The app catalogue is the deepest of any phone-projection system. Spotify, Apple Music on Android, YouTube Music, Pocket Casts, Audible, Plex, Tidal, and Amazon Music all behave properly. WhatsApp and Signal both work cleanly through Assistant. Waze on Android Auto remains the best driving-while-late experience in any car interface, full stop. Compared to CarPlay, Android Auto's nav layer is meaningfully better — Google Maps with live traffic and Waze with crowdsourced hazards are simply ahead of Apple Maps for the use case the dashboard exists to serve.
ROOM TO IMPROVE
The reliability problem is real and the Play Store rating is telling you so. Phantom disconnects mid-drive are the most-reported issue in the recent review window — the screen blanks, the head unit kicks back to its native interface, and reconnecting requires unplugging, replugging, sometimes toggling Bluetooth. Wireless mode is worse: Wi-Fi Direct interactions with the car's own Bluetooth stack produce a long tail of edge cases that the firmware on neither side seems eager to fix. Pixel users frequently report better behaviour than Samsung users; users with aftermarket head units report better behaviour than users of OEM systems from 2019–2021. None of that should be the user's problem, but it is.
Bluetooth conflicts compound it. If the car remembered your phone as a hands-free device before Android Auto launched, the call audio sometimes routes through the legacy profile instead of the projection layer, and the only fix is forgetting and re-pairing on the car side. Android Auto's diagnostics tools surface almost none of this; the help text is generic and the support flow effectively ends at "try a different cable."

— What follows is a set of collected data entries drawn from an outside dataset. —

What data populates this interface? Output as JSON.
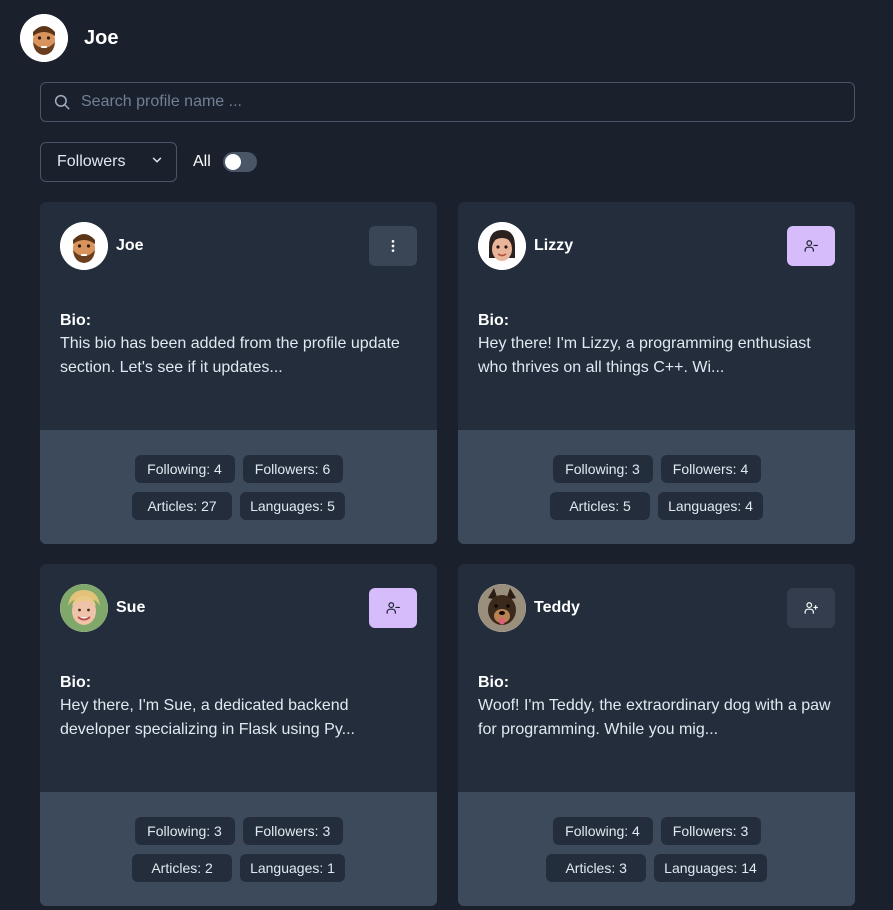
{
  "header": {
    "name": "Joe"
  },
  "search": {
    "placeholder": "Search profile name ..."
  },
  "filter": {
    "selected": "Followers",
    "toggle_label": "All",
    "toggle_on": false
  },
  "accent": "#d6bcfa",
  "cards": [
    {
      "name": "Joe",
      "action": "menu",
      "bio_label": "Bio:",
      "bio": "This bio has been added from the profile update section. Let's see if it updates...",
      "following": "Following: 4",
      "followers": "Followers: 6",
      "articles": "Articles: 27",
      "languages": "Languages: 5"
    },
    {
      "name": "Lizzy",
      "action": "unfollow",
      "bio_label": "Bio:",
      "bio": "Hey there! I'm Lizzy, a programming enthusiast who thrives on all things C++. Wi...",
      "following": "Following: 3",
      "followers": "Followers: 4",
      "articles": "Articles: 5",
      "languages": "Languages: 4"
    },
    {
      "name": "Sue",
      "action": "unfollow",
      "bio_label": "Bio:",
      "bio": "Hey there, I'm Sue, a dedicated backend developer specializing in Flask using Py...",
      "following": "Following: 3",
      "followers": "Followers: 3",
      "articles": "Articles: 2",
      "languages": "Languages: 1"
    },
    {
      "name": "Teddy",
      "action": "follow",
      "bio_label": "Bio:",
      "bio": "Woof! I'm Teddy, the extraordinary dog with a paw for programming. While you mig...",
      "following": "Following: 4",
      "followers": "Followers: 3",
      "articles": "Articles: 3",
      "languages": "Languages: 14"
    }
  ]
}
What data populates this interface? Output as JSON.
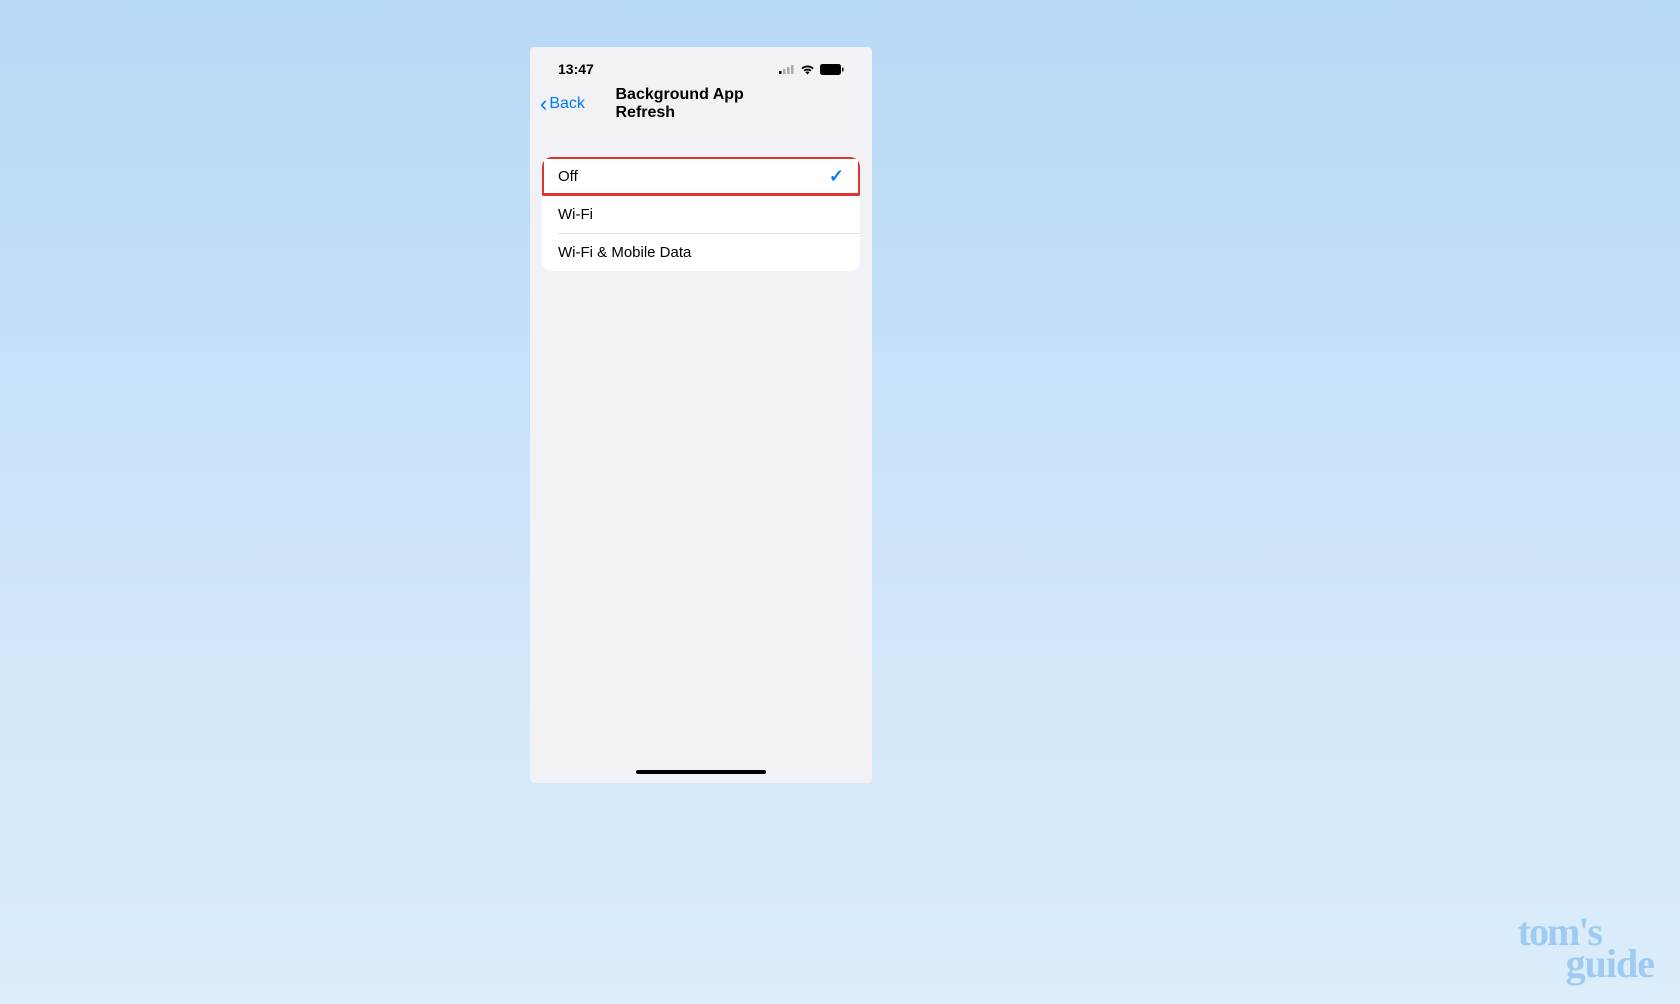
{
  "statusBar": {
    "time": "13:47"
  },
  "navBar": {
    "backLabel": "Back",
    "title": "Background App Refresh"
  },
  "options": [
    {
      "label": "Off",
      "selected": true,
      "highlighted": true
    },
    {
      "label": "Wi-Fi",
      "selected": false,
      "highlighted": false
    },
    {
      "label": "Wi-Fi & Mobile Data",
      "selected": false,
      "highlighted": false
    }
  ],
  "watermark": {
    "line1": "tom's",
    "line2": "guide"
  }
}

Android Automotive — the full OS, not the projection layer — also clouds the roadmap. Google's strategic energy is increasingly aimed at cars that ship with Google built in, not cars that borrow Google through a cable. Android Auto users in 2026 are using a product whose parent company has a better-funded competitor to it.
CONCLUSION
Android Auto remains the right answer for any Android user with a compatible car, because the alternative is the car's native infotainment system, and the car's native infotainment system is almost always worse. Buy a known-good USB-C cable, prefer wired over wireless if your car gives you the choice, and accept that one drive in twenty will involve a reconnect. For everything between the reconnects, this is the most-polished phone-to-car interface that's ever shipped on Android. Just don't expect the connection layer itself to get materially better in the next twelve months — Google's attention is elsewhere.